The efforts of multilateral organizations, such as UNAIDS, have focused on assisting governments to deal with the challenge of HIV/AIDS rather than evaluating how the apparatus of government—whether democratic, autocratic, or chaotic—affects HIV/AIDS spread. Yet government leadership, particularly good governance, expressed by effective administration of international aid for HIV/AIDS control, and public health programs including antiretroviral access, influence the success or failure of HIV/AIDS control efforts, as do policies that address poverty and social inequalities. Including such matters in a broadened effort to look at contextual influences on the geographical spread of HIV/AIDS can enhance understanding of how and why disease diffusion patterns are different from place to place.

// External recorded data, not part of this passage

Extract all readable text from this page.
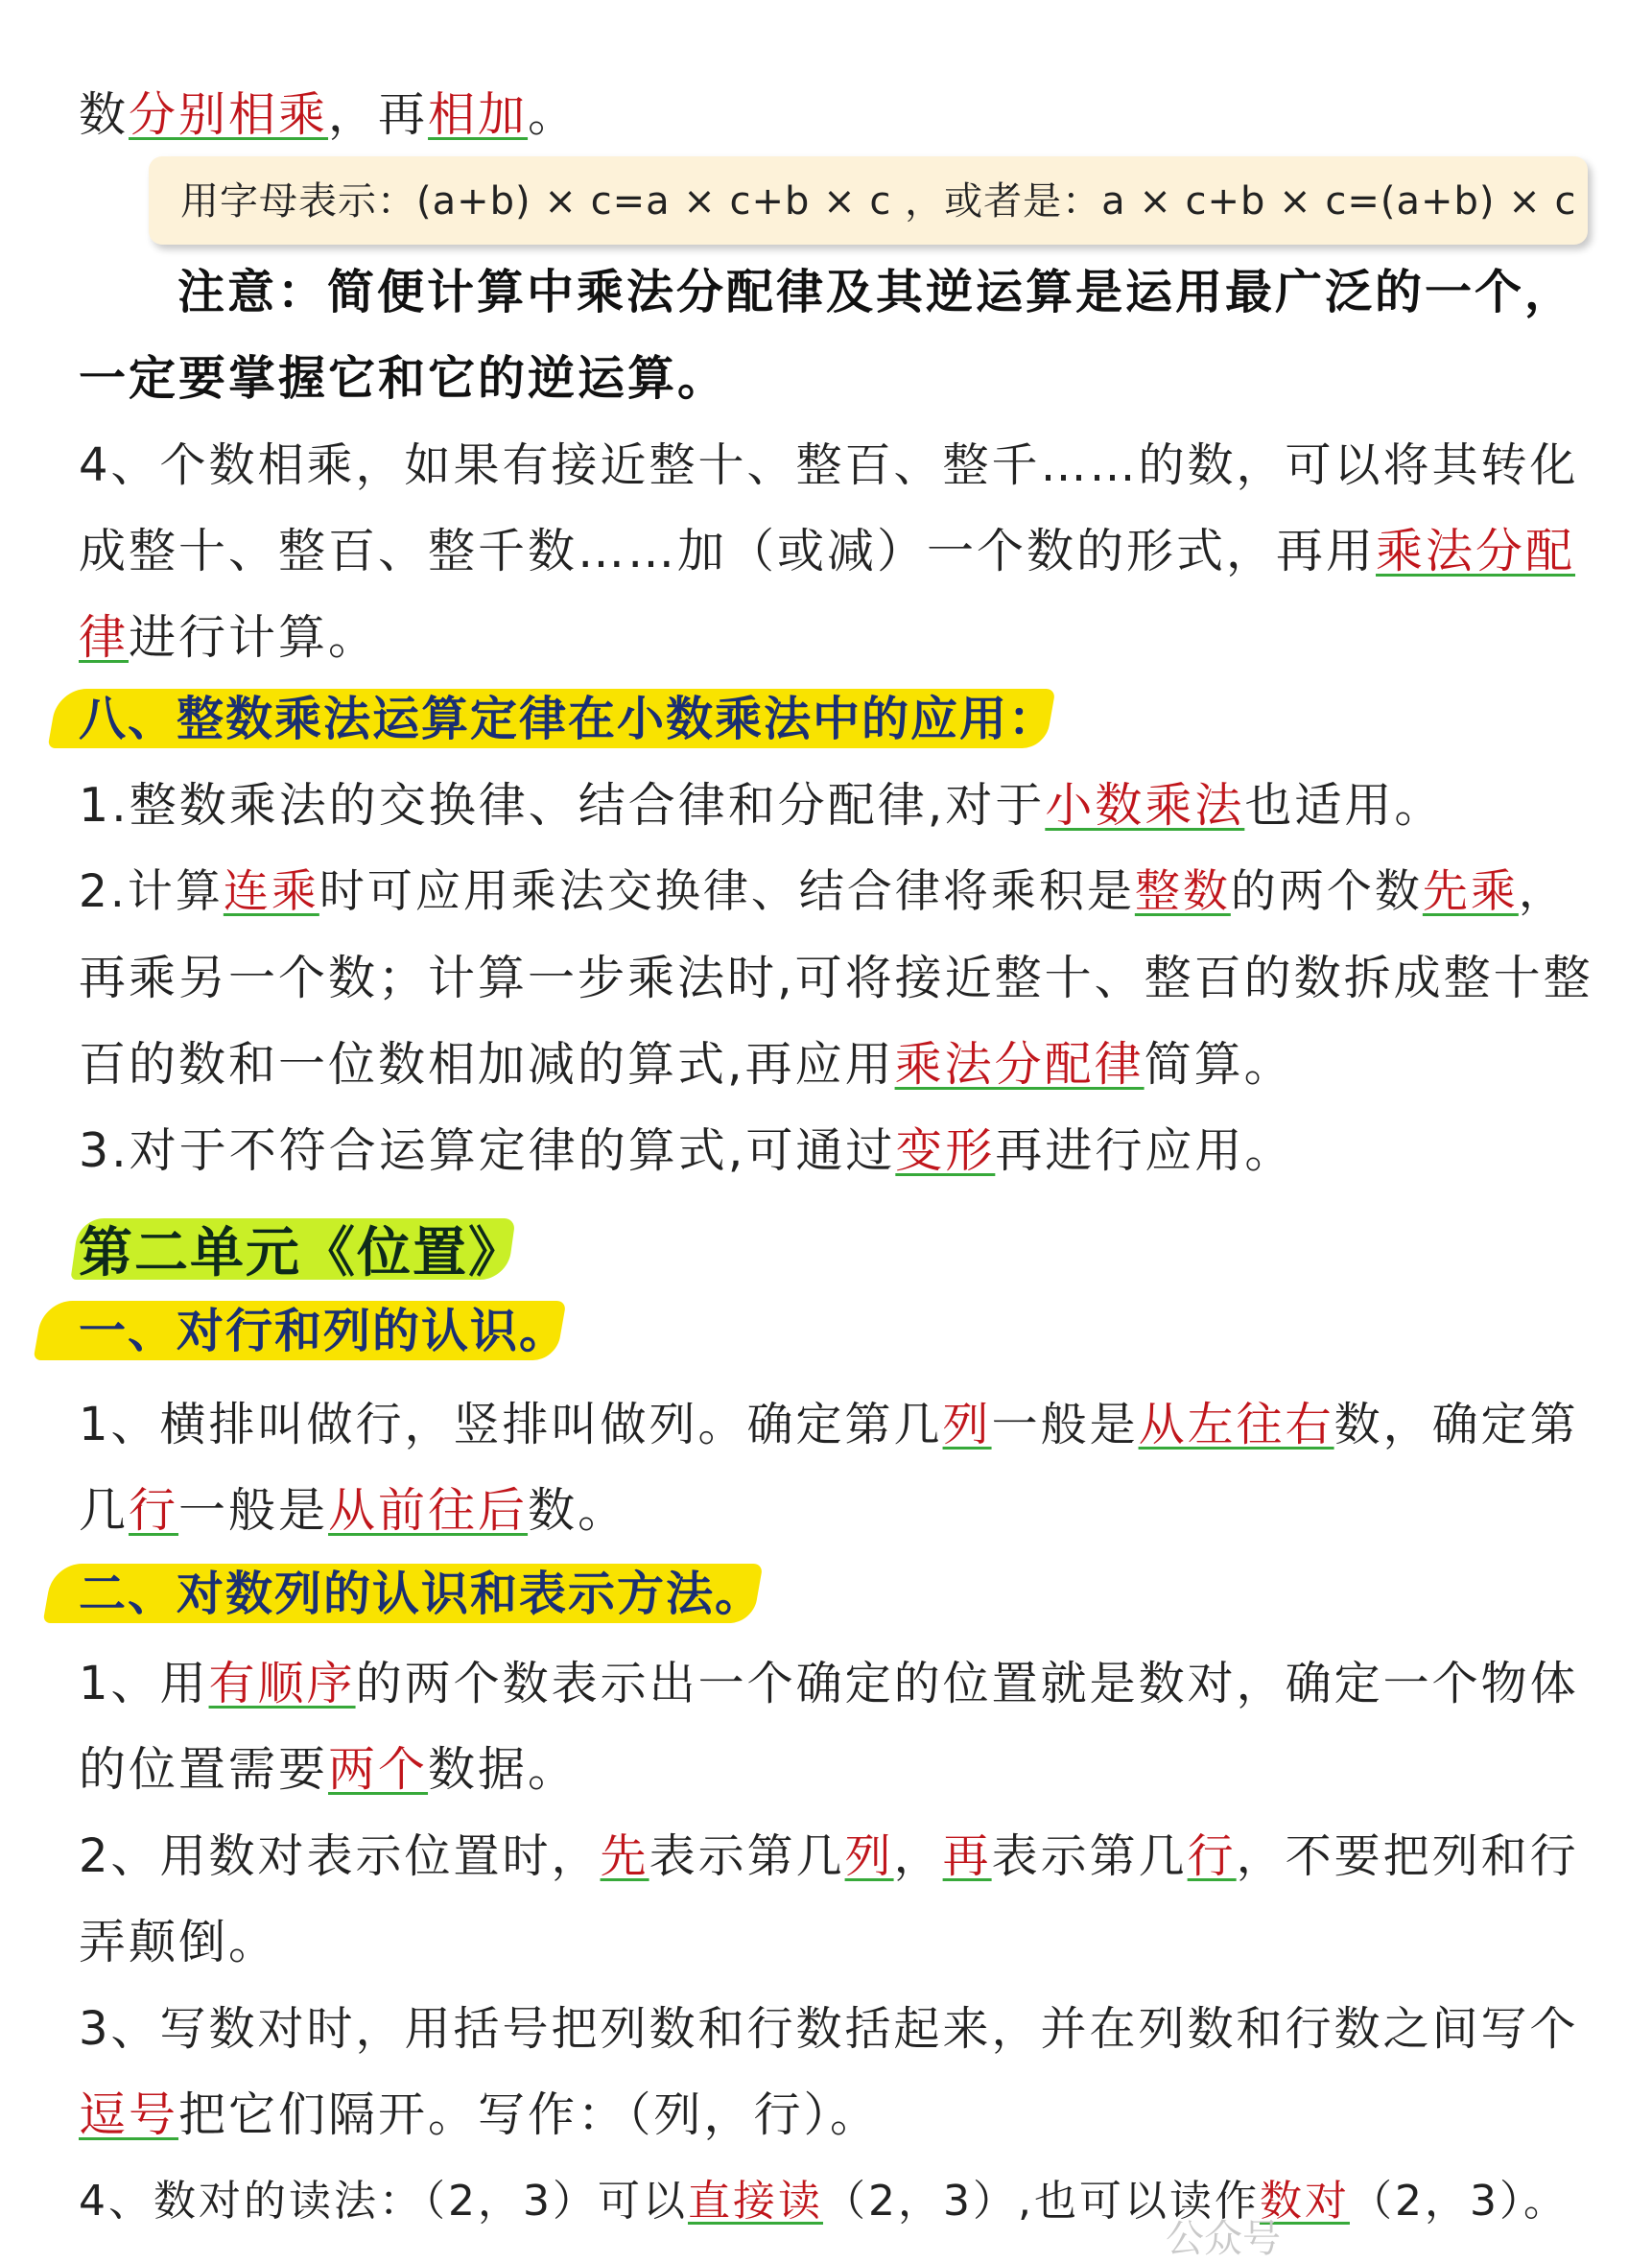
数分别相乘，再相加。
用字母表示：(a+b) × c=a × c+b × c ，或者是：a × c+b × c=(a+b) × c
注意：简便计算中乘法分配律及其逆运算是运用最广泛的一个，
一定要掌握它和它的逆运算。
4、个数相乘，如果有接近整十、整百、整千……的数，可以将其转化
成整十、整百、整千数……加（或减）一个数的形式，再用乘法分配
律进行计算。
八、整数乘法运算定律在小数乘法中的应用：
1.整数乘法的交换律、结合律和分配律,对于小数乘法也适用。
2.计算连乘时可应用乘法交换律、结合律将乘积是整数的两个数先乘，
再乘另一个数；计算一步乘法时,可将接近整十、整百的数拆成整十整
百的数和一位数相加减的算式,再应用乘法分配律简算。
3.对于不符合运算定律的算式,可通过变形再进行应用。
第二单元《位置》
一、对行和列的认识。
1、横排叫做行，竖排叫做列。确定第几列一般是从左往右数，确定第
几行一般是从前往后数。
二、对数列的认识和表示方法。
1、用有顺序的两个数表示出一个确定的位置就是数对，确定一个物体
的位置需要两个数据。
2、用数对表示位置时，先表示第几列，再表示第几行，不要把列和行
弄颠倒。
3、写数对时，用括号把列数和行数括起来，并在列数和行数之间写个
逗号把它们隔开。写作：（列，行）。
4、数对的读法：（2，3）可以直接读（2，3）,也可以读作数对（2，3）。
公众号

The geographical sciences have a role to play in advancing understanding of spatial variations in the spread of disease, access to care, and the treatment and prevention of illness. The tools and approaches of the geographical sciences can provide insights into locational factors affecting health, and they can illuminate important contextual influences on the diffusion of diseases. A major initiative to build upon and expand work in the geographical sciences on health matters would benefit efforts to combat disease and promote human well-being.